出了一身汗,身体感觉轻快许多,陆辰睁开眼,看见有个女人伏在床边沉睡。她纤细柔嫩的手握着他胳膊,像是怕他跑掉又像是想时刻掌握他动态似的。
陆辰对这场景深感陌生。昨晚大量的故人旧事排队涌进他梦中,像放电影似的把过往的离别片段分幕播放给他看,彼时的心酸、无奈之感被记忆唤醒,拨动着他的神经再次陷入无穷尽的愁绪中。
此刻,情绪还没从梦中抽离出来,以致于他想不起发生了什么事,为什么会躺在这?眼前这个女人是谁?
云舒寒醒了,见他面色恢复如常,摸了摸他额头,喜得她忙跑出去叫护士。
护士给陆辰测了体温,一边在本上唰唰写着一边说,“烧是退了,但还要继续观察,消炎药不能断,你们准备一下,一会过来给他换药。”

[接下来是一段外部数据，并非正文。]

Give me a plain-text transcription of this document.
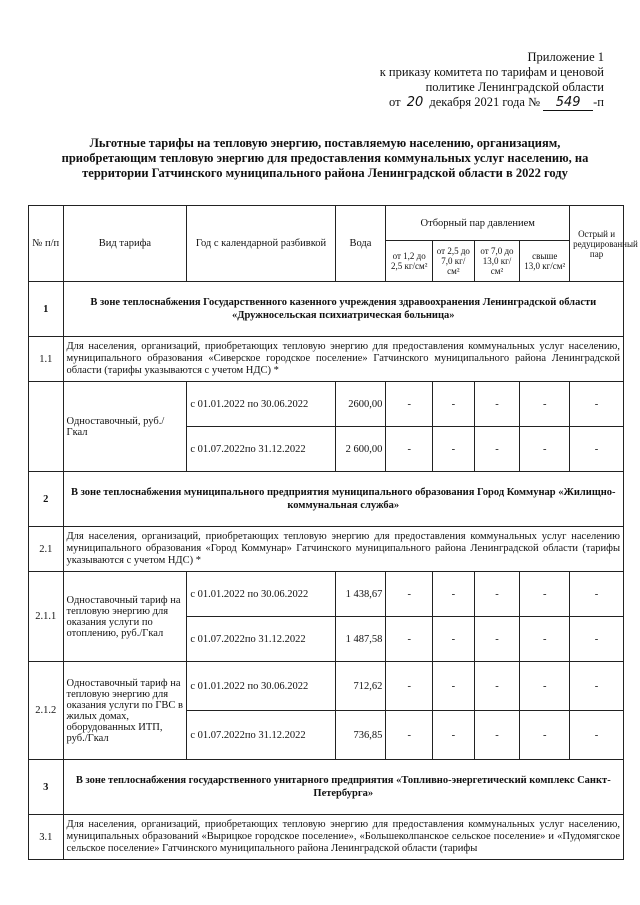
Приложение 1
к приказу комитета по тарифам и ценовой
политике Ленинградской области
от 20 декабря 2021 года № 549 -п
Льготные тарифы на тепловую энергию, поставляемую населению, организациям, приобретающим тепловую энергию для предоставления коммунальных услуг населению, на территории Гатчинского муниципального района Ленинградской области в 2022 году
№ п/п	Вид тарифа	Год с календарной разбивкой	Вода	Отборный пар давлением				Острый и редуцированный пар
				от 1,2 до 2,5 кг/см²	от 2,5 до 7,0 кг/см²	от 7,0 до 13,0 кг/см²	свыше 13,0 кг/см²	
1	В зоне теплоснабжения Государственного казенного учреждения здравоохранения Ленинградской области «Дружносельская психиатрическая больница»							
1.1	Для населения, организаций, приобретающих тепловую энергию для предоставления коммунальных услуг населению, муниципального образования «Сиверское городское поселение» Гатчинского муниципального района Ленинградской области (тарифы указываются с учетом НДС) *							
	Одноставочный, руб./Гкал	с 01.01.2022 по 30.06.2022	2600,00	-	-	-	-	-
		с 01.07.2022по 31.12.2022	2 600,00	-	-	-	-	-
2	В зоне теплоснабжения муниципального предприятия муниципального образования Город Коммунар «Жилищно-коммунальная служба»							
2.1	Для населения, организаций, приобретающих тепловую энергию для предоставления коммунальных услуг населению муниципального образования «Город Коммунар» Гатчинского муниципального района Ленинградской области (тарифы указываются с учетом НДС) *							
2.1.1	Одноставочный тариф на тепловую энергию для оказания услуги по отоплению, руб./Гкал	с 01.01.2022 по 30.06.2022	1 438,67	-	-	-	-	-
		с 01.07.2022по 31.12.2022	1 487,58	-	-	-	-	-
2.1.2	Одноставочный тариф на тепловую энергию для оказания услуги по ГВС в жилых домах, оборудованных ИТП, руб./Гкал	с 01.01.2022 по 30.06.2022	712,62	-	-	-	-	-
		с 01.07.2022по 31.12.2022	736,85	-	-	-	-	-
3	В зоне теплоснабжения государственного унитарного предприятия «Топливно-энергетический комплекс Санкт-Петербурга»							
3.1	Для населения, организаций, приобретающих тепловую энергию для предоставления коммунальных услуг населению, муниципальных образований «Вырицкое городское поселение», «Большеколпанское сельское поселение» и «Пудомягское сельское поселение» Гатчинского муниципального района Ленинградской области (тарифы							
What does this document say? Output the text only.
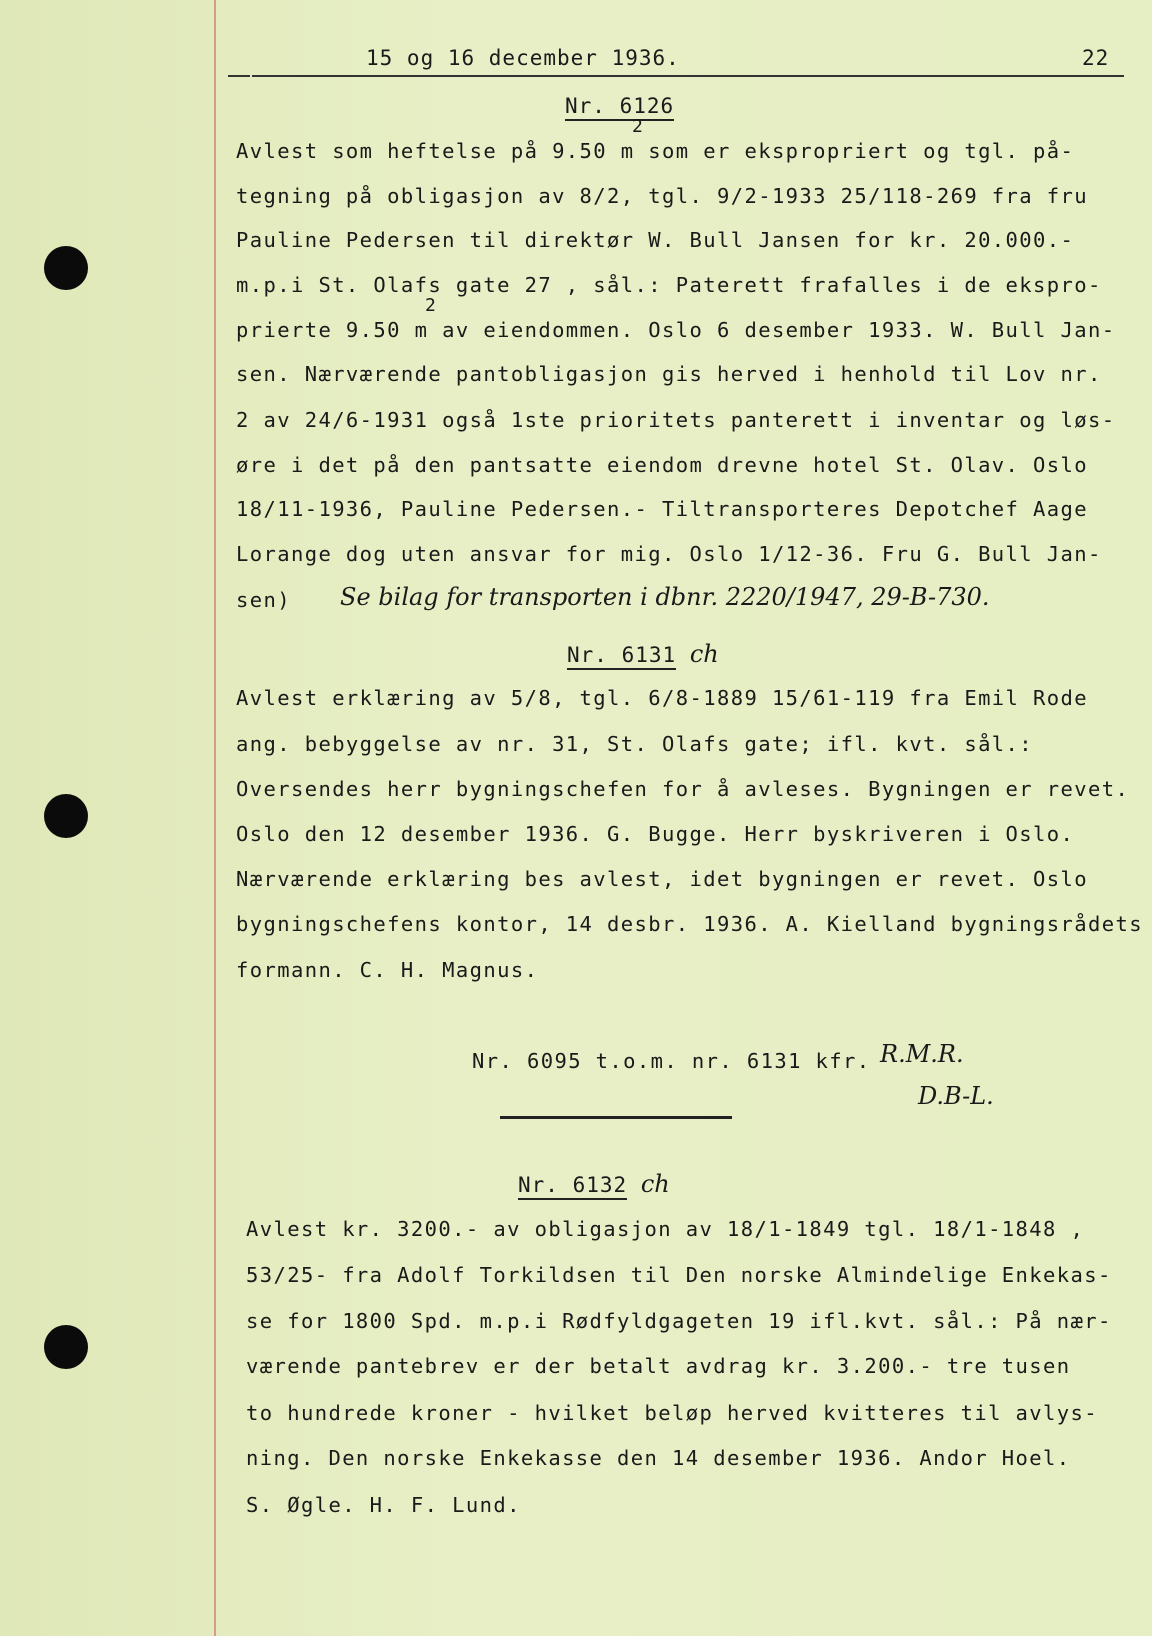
15 og 16 december 1936.	22
Nr. 6126
2
2
Avlest som heftelse på 9.50 m som er ekspropriert og tgl. på-
tegning på obligasjon av 8/2, tgl. 9/2-1933 25/118-269 fra fru
Pauline Pedersen til direktør W. Bull Jansen for kr. 20.000.-
m.p.i St. Olafs gate 27 , sål.: Paterett frafalles i de ekspro-
prierte 9.50 m av eiendommen. Oslo 6 desember 1933. W. Bull Jan-
sen. Nærværende pantobligasjon gis herved i henhold til Lov nr.
2 av 24/6-1931 også 1ste prioritets panterett i inventar og løs-
øre i det på den pantsatte eiendom drevne hotel St. Olav. Oslo
18/11-1936, Pauline Pedersen.- Tiltransporteres Depotchef Aage
Lorange dog uten ansvar for mig. Oslo 1/12-36. Fru G. Bull Jan-
sen) Se bilag for transporten i dbnr. 2220/1947, 29-B-730.
Nr. 6131 ch
Avlest erklæring av 5/8, tgl. 6/8-1889 15/61-119 fra Emil Rode
ang. bebyggelse av nr. 31, St. Olafs gate; ifl. kvt. sål.:
Oversendes herr bygningschefen for å avleses. Bygningen er revet.
Oslo den 12 desember 1936. G. Bugge. Herr byskriveren i Oslo.
Nærværende erklæring bes avlest, idet bygningen er revet. Oslo
bygningschefens kontor, 14 desbr. 1936. A. Kielland bygningsrådets
formann. C. H. Magnus.
Nr. 6095 t.o.m. nr. 6131 kfr. R.M.R.
D.B-L.
Nr. 6132 ch
Avlest kr. 3200.- av obligasjon av 18/1-1849 tgl. 18/1-1848 ,
53/25- fra Adolf Torkildsen til Den norske Almindelige Enkekas-
se for 1800 Spd. m.p.i Rødfyldgageten 19 ifl.kvt. sål.: På nær-
værende pantebrev er der betalt avdrag kr. 3.200.- tre tusen
to hundrede kroner - hvilket beløp herved kvitteres til avlys-
ning. Den norske Enkekasse den 14 desember 1936. Andor Hoel.
S. Øgle. H. F. Lund.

云舒寒按照护士的吩咐,托起陆辰的左肩准备辅助他坐起后翻身。
陆辰粗粝的大手紧紧地挟制住她下一步动作,眼神中露出一丝戒备和警惕。
她读懂他眼中的陌生,心慌慌的,略有紧张小心试探,“我是云舒寒,你不记得了?”
陆辰:“……”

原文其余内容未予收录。